São desse tipo os candidatos a desconstrutores da Notre-Dame, que, enclausurados em seu próprio tempo – um tempo de culto à iconoclastia pela iconoclastia –, não parecem sequer vislumbrar a importância dos conceitos de permanência e transcendência, pretendendo aprisionar sete séculos de história na pequenez de seus portfólios. Enclausurados, ademais, em seu próprio ego, e entregues a efusões de subjetividade e solipsismo, não têm como respeitar o sentido original para o qual apontava a construção da catedral, sentido que, até então, todos os novos aportes estruturais ao edifício (a exemplo da “flecha”, a grande torre construída no século 19, tombada no incêndio de agora) haviam respeitado. Pois da magnífica e transgeracional arquitetura de Notre-Dame seria possível dizer aquilo que da arte poética também disse T. S. Eliot, a saber: que ela não consiste numa expressão das emoções do poeta, mas, justo o contrário, numa fuga da personalidade. No caso, uma fuga em direção a Deus.

De fato, concebida originalmente como um monumento a Deus, e permanecendo ao longo dos séculos como um símbolo de reverência ao Eterno, foi só agora que, sob a cumplicidade de autoridades políticas desenraizadas como Emmanuel Macron, Notre Dame tornou-se vítima de artistas contemporâneos dispostos a inverter o padrão obedecido por seus antepassados e a imprimir na catedral os sinais de sua personalidade ególatra, ao invés de, como aqueles, se deixar dissolver na grandiosidade atemporal da edificação. Em lugar de dedicar sua potência criativa a reverenciar o transcendente (ou, no mínimo, a posteridade), fizeram de Notre-Dame uma igrejinha particular de culto ao próprio ego, num gesto evidente de autodivinização.

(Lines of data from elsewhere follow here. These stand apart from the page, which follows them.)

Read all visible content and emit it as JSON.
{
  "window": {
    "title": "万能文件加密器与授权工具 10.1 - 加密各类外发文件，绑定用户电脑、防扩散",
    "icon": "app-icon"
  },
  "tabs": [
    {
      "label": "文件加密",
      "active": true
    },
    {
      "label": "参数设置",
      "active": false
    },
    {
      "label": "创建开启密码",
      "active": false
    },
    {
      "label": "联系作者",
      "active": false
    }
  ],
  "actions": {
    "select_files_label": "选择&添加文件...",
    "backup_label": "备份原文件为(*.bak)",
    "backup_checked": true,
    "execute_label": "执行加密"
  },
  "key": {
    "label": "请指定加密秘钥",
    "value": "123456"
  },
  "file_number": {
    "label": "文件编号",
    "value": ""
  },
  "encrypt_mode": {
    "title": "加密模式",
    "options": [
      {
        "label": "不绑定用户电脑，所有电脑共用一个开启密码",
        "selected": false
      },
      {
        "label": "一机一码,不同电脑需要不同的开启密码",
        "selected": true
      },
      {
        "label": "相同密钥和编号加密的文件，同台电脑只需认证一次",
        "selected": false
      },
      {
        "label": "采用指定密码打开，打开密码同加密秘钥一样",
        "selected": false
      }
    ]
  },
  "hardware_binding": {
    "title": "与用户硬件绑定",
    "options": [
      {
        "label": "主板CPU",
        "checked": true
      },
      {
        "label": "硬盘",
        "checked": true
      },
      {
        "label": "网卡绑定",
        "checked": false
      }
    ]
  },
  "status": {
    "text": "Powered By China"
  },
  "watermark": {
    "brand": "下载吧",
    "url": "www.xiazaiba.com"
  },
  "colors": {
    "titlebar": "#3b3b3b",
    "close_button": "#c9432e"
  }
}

Tudo isso nos faz lembrar as reflexões do filósofo Roger Scruton sobre o tema. Em seu livro Beleza, a arte contemporânea é descrita como um culto vulgar à transgressão, além de uma veemente recusa do belo. “O repúdio da beleza ganha força com uma certa visão da arte moderna e da sua história” – diz o filósofo. “Há um desejo de estragar a beleza através de atos de iconoclastia estética… Isto porque a beleza é exigente: é um chamamento para renunciarmos ao nosso narcisismo e olharmos o mundo com reverência”. Daí que a contemplação da beleza de Notre-Dame seja intolerável a arquitetos narcisistas, que, portanto, tudo fazem para estragá-la. Não, para essas almas apequenadas, a belíssima catedral histórica já não pode ser – como sempre foi – uma via para o Eterno. Ela agora não passa de um espelho a responder afirmativamente à pergunta de uma corte de rainhas más: “Espelho, espelho meu, há no mundo alguém mais criativo do que eu?”.